What if you get a question which is off base and you have no idea how to answer? A publicist on this panel suggested an interesting solution: just transition with something like, “Well, that’s an interesting question…” then move right into one of your key talking points for your book. Some of you may be sputtering, “What about the question you didn’t answer?” The publicist said, “No one will recall the question but they will remember your answer. The answer is critical and it’s important for you to shape that answer with your message.”

OK, you don’t have a book to promote but are at an earlier stage where you are trying to get a publisher to take your book in the first place. How can you apply this material to your writing?  You will need these six points (or maybe it’s ten points or twelve points for a book). These points will be the keys to your book proposal. They will be the marketing hooks for your idea to get a publisher enthused about the potential audience. They will be crucial to your success in finding a publisher. If you don’t know the key point or points of your message, then you can’t make it memorable. It will simply be one more email or one more manuscript in the editor’s pile to process.
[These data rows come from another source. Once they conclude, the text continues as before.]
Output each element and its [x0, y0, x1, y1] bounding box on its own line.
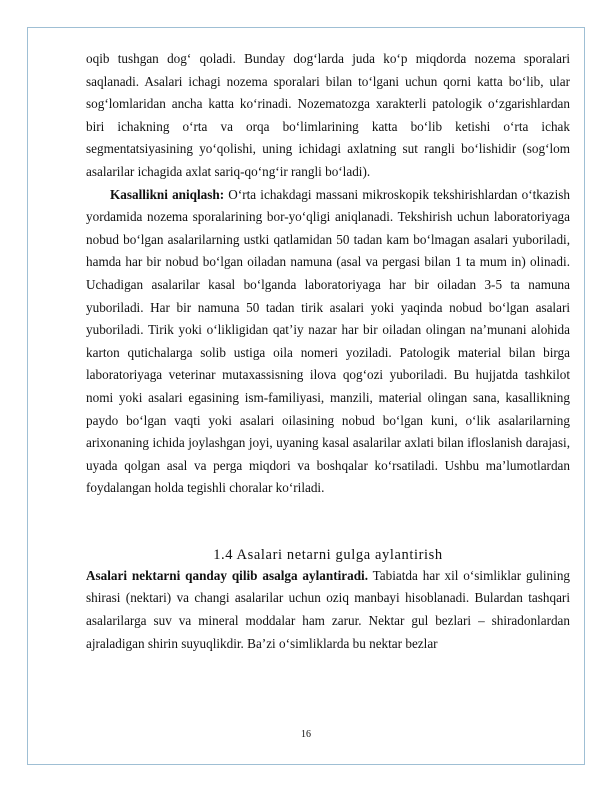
- section-spacer: [86, 500, 570, 545]
- paragraph-nectar: [86, 565, 570, 655]
- paragraph-diagnosis: [86, 184, 570, 500]
- paragraph-nozema-spores: oqib tushgan dog‘ qoladi. Bunday dog‘larda juda ko‘p miqdorda nozema sporalari saqlanadi. Asalari ichagi nozema sporalari bilan to‘lgani uchun qorni katta bo‘lib, ular sog‘lomlaridan ancha katta ko‘rinadi. Nozematozga xarakterli patologik o‘zgarishlardan biri ichakning o‘rta va orqa bo‘limlarining katta bo‘lib ketishi o‘rta ichak segmentatsiyasining yo‘qolishi, uning ichidagi axlatning sut rangli bo‘lishidir (sog‘lom asalarilar ichagida axlat sariq-qo‘ng‘ir rangli bo‘ladi).: [86, 51, 570, 179]
- nectar-label: Asalari nektarni qanday qilib asalga aylantiradi.: [86, 567, 369, 583]
- diagnosis-label: Kasallikni aniqlash:: [110, 186, 225, 202]
- nectar-text: Tabiatda har xil o‘simliklar gulining shirasi (nektari) va changi asalarilar uchun oziq manbayi hisoblanadi. Bulardan tashqari asalarilarga suv va mineral moddalar ham zarur. Nektar gul bezlari – shiradonlardan ajraladigan shirin suyuqlikdir. Ba’zi o‘simliklarda bu nektar bezlar: [86, 567, 571, 651]
- section-heading: 1.4 Asalari netarni gulga aylantirish: [213, 546, 443, 563]
- document-body: [86, 48, 570, 655]
- diagnosis-text: O‘rta ichakdagi massani mikroskopik tekshirishlardan o‘tkazish yordamida nozema sporalarining bor-yo‘qligi aniqlanadi. Tekshirish uchun laboratoriyaga nobud bo‘lgan asalarilarning ustki qatlamidan 50 tadan kam bo‘lmagan asalari yuboriladi, hamda har bir nobud bo‘lgan oiladan namuna (asal va pergasi bilan 1 ta mum in) olinadi. Uchadigan asalarilar kasal bo‘lganda laboratoriyaga har bir oiladan 3-5 ta namuna yuboriladi. Har bir namuna 50 tadan tirik asalari yoki yaqinda nobud bo‘lgan asalari yuboriladi. Tirik yoki o‘likligidan qat’iy nazar har bir oiladan olingan na’munani alohida karton qutichalarga solib ustiga oila nomeri yoziladi. Patologik material bilan birga laboratoriyaga veterinar mutaxassisning ilova qog‘ozi yuboriladi. Bu hujjatda tashkilot nomi yoki asalari egasining ism-familiyasi, manzili, material olingan sana, kasallikning paydo bo‘lgan vaqti yoki asalari oilasining nobud bo‘lgan kuni, o‘lik asalarilarning arixonaning ichida joylashgan joyi, uyaning kasal asalarilar axlati bilan ifloslanish darajasi, uyada qolgan asal va perga miqdori va boshqalar ko‘rsatiladi. Ushbu ma’lumotlardan foydalangan holda tegishli choralar ko‘riladi.: [86, 186, 570, 496]
- page-number: 16: [301, 729, 311, 740]
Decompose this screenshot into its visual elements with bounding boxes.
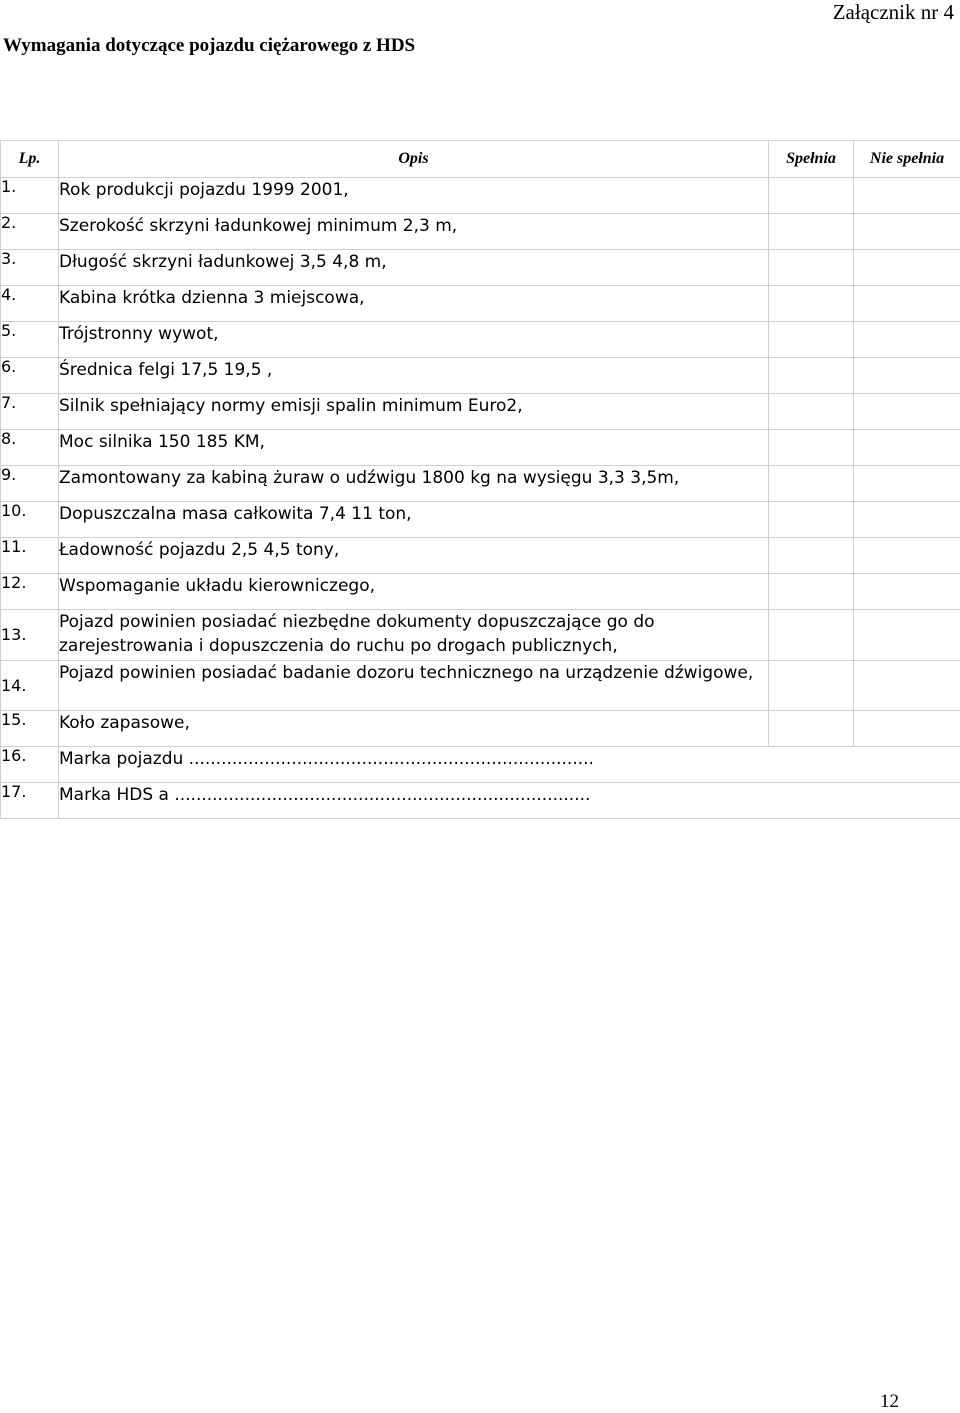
not-meets-cell[interactable] (854, 286, 960, 322)
meets-cell[interactable] (769, 502, 854, 538)
table-row (1, 178, 960, 214)
table-row (1, 747, 960, 783)
meets-cell[interactable] (769, 178, 854, 214)
row-description: Koło zapasowe, (59, 711, 769, 747)
meets-cell[interactable] (769, 358, 854, 394)
not-meets-cell[interactable] (854, 250, 960, 286)
requirements-table (0, 140, 960, 819)
table-row (1, 538, 960, 574)
row-description: Długość skrzyni ładunkowej 3,5 4,8 m, (59, 250, 769, 286)
row-number: 16. (1, 747, 59, 783)
not-meets-cell[interactable] (854, 661, 960, 711)
row-number: 15. (1, 711, 59, 747)
column-header-meets: Spełnia (769, 141, 854, 178)
table-row (1, 394, 960, 430)
row-description: Pojazd powinien posiadać niezbędne dokumenty dopuszczające go do zarejestrowania i dopuszczenia do ruchu po drogach publicznych, (59, 610, 769, 661)
not-meets-cell[interactable] (854, 466, 960, 502)
meets-cell[interactable] (769, 610, 854, 661)
annex-label: Załącznik nr 4 (832, 0, 954, 24)
row-description: Pojazd powinien posiadać badanie dozoru technicznego na urządzenie dźwigowe, (59, 661, 769, 711)
row-description: Ładowność pojazdu 2,5 4,5 tony, (59, 538, 769, 574)
row-number: 11. (1, 538, 59, 574)
row-description: Szerokość skrzyni ładunkowej minimum 2,3 m, (59, 214, 769, 250)
row-description: Moc silnika 150 185 KM, (59, 430, 769, 466)
meets-cell[interactable] (769, 250, 854, 286)
meets-cell[interactable] (769, 430, 854, 466)
meets-cell[interactable] (769, 286, 854, 322)
column-header-description: Opis (59, 141, 769, 178)
table-row (1, 214, 960, 250)
row-number: 12. (1, 574, 59, 610)
table-row (1, 711, 960, 747)
row-number: 13. (1, 610, 59, 661)
not-meets-cell[interactable] (854, 214, 960, 250)
not-meets-cell[interactable] (854, 574, 960, 610)
column-header-lp: Lp. (1, 141, 59, 178)
table-row (1, 322, 960, 358)
row-number: 1. (1, 178, 59, 214)
row-description: Marka pojazdu ........................................................................... (59, 747, 960, 783)
row-description: Silnik spełniający normy emisji spalin minimum Euro2, (59, 394, 769, 430)
not-meets-cell[interactable] (854, 538, 960, 574)
row-description: Dopuszczalna masa całkowita 7,4 11 ton, (59, 502, 769, 538)
row-number: 7. (1, 394, 59, 430)
page-number: 12 (880, 1391, 899, 1412)
not-meets-cell[interactable] (854, 394, 960, 430)
meets-cell[interactable] (769, 711, 854, 747)
row-number: 4. (1, 286, 59, 322)
row-number: 6. (1, 358, 59, 394)
meets-cell[interactable] (769, 214, 854, 250)
meets-cell[interactable] (769, 466, 854, 502)
row-description: Marka HDS a ............................................................................. (59, 783, 960, 819)
table-row (1, 430, 960, 466)
not-meets-cell[interactable] (854, 610, 960, 661)
row-description: Średnica felgi 17,5 19,5 , (59, 358, 769, 394)
row-description: Trójstronny wywot, (59, 322, 769, 358)
not-meets-cell[interactable] (854, 322, 960, 358)
document-title: Wymagania dotyczące pojazdu ciężarowego z HDS (3, 35, 416, 56)
table-row (1, 502, 960, 538)
meets-cell[interactable] (769, 574, 854, 610)
row-description: Rok produkcji pojazdu 1999 2001, (59, 178, 769, 214)
row-description: Wspomaganie układu kierowniczego, (59, 574, 769, 610)
table-header-row (1, 141, 960, 178)
table-row (1, 610, 960, 661)
table-row (1, 286, 960, 322)
table-row (1, 574, 960, 610)
row-number: 17. (1, 783, 59, 819)
meets-cell[interactable] (769, 661, 854, 711)
meets-cell[interactable] (769, 538, 854, 574)
row-number: 10. (1, 502, 59, 538)
row-number: 14. (1, 661, 59, 711)
row-number: 9. (1, 466, 59, 502)
table-row (1, 358, 960, 394)
meets-cell[interactable] (769, 322, 854, 358)
meets-cell[interactable] (769, 394, 854, 430)
table-row (1, 250, 960, 286)
not-meets-cell[interactable] (854, 502, 960, 538)
row-description: Kabina krótka dzienna 3 miejscowa, (59, 286, 769, 322)
row-number: 5. (1, 322, 59, 358)
not-meets-cell[interactable] (854, 358, 960, 394)
not-meets-cell[interactable] (854, 711, 960, 747)
table-row (1, 466, 960, 502)
row-number: 2. (1, 214, 59, 250)
column-header-not-meets: Nie spełnia (854, 141, 960, 178)
not-meets-cell[interactable] (854, 178, 960, 214)
table-row (1, 783, 960, 819)
not-meets-cell[interactable] (854, 430, 960, 466)
table-row (1, 661, 960, 711)
row-description: Zamontowany za kabiną żuraw o udźwigu 1800 kg na wysięgu 3,3 3,5m, (59, 466, 769, 502)
row-number: 3. (1, 250, 59, 286)
row-number: 8. (1, 430, 59, 466)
Let’s get out of that slush pile and create a memorable message that translates into helping many people in the days ahead.

 

4 Comment:

At 1:43 PM, Blogger Mary DeMuth Left a note...

This is helpful as I start the interview process in a few weeks. Thanks!

 
At 7:54 PM, Blogger Shesawriter Left a note...

Hi Terry,

I'm currently enduring the submission process now. My agent started back in October, so I'm expecting a wild rush of rejections to flood in any day. (g) Okay, I'm supposed to think positive. I'm expecting .... responses any day now. (vbg) I stumbled across your blog last week and have since returned. I love you insightful posts.

Tanya

 
At 8:01 PM, Blogger Dineen A. Miller Left a note...

So, let's say, in reguards to a book, you have 10 to 12 key points. Is one of them the high concept or do they support the theme?

 
At 6:22 AM, Blogger Terry Whalin Left a note...

Dineen,

There is no right or wrong way to build the book part of the memorable message--but I would say you will build those 10-12 points toward a unified theme. My key point in this post was to talk about preparing several key messages from your book--then using those messages repeatedly in the promotion process.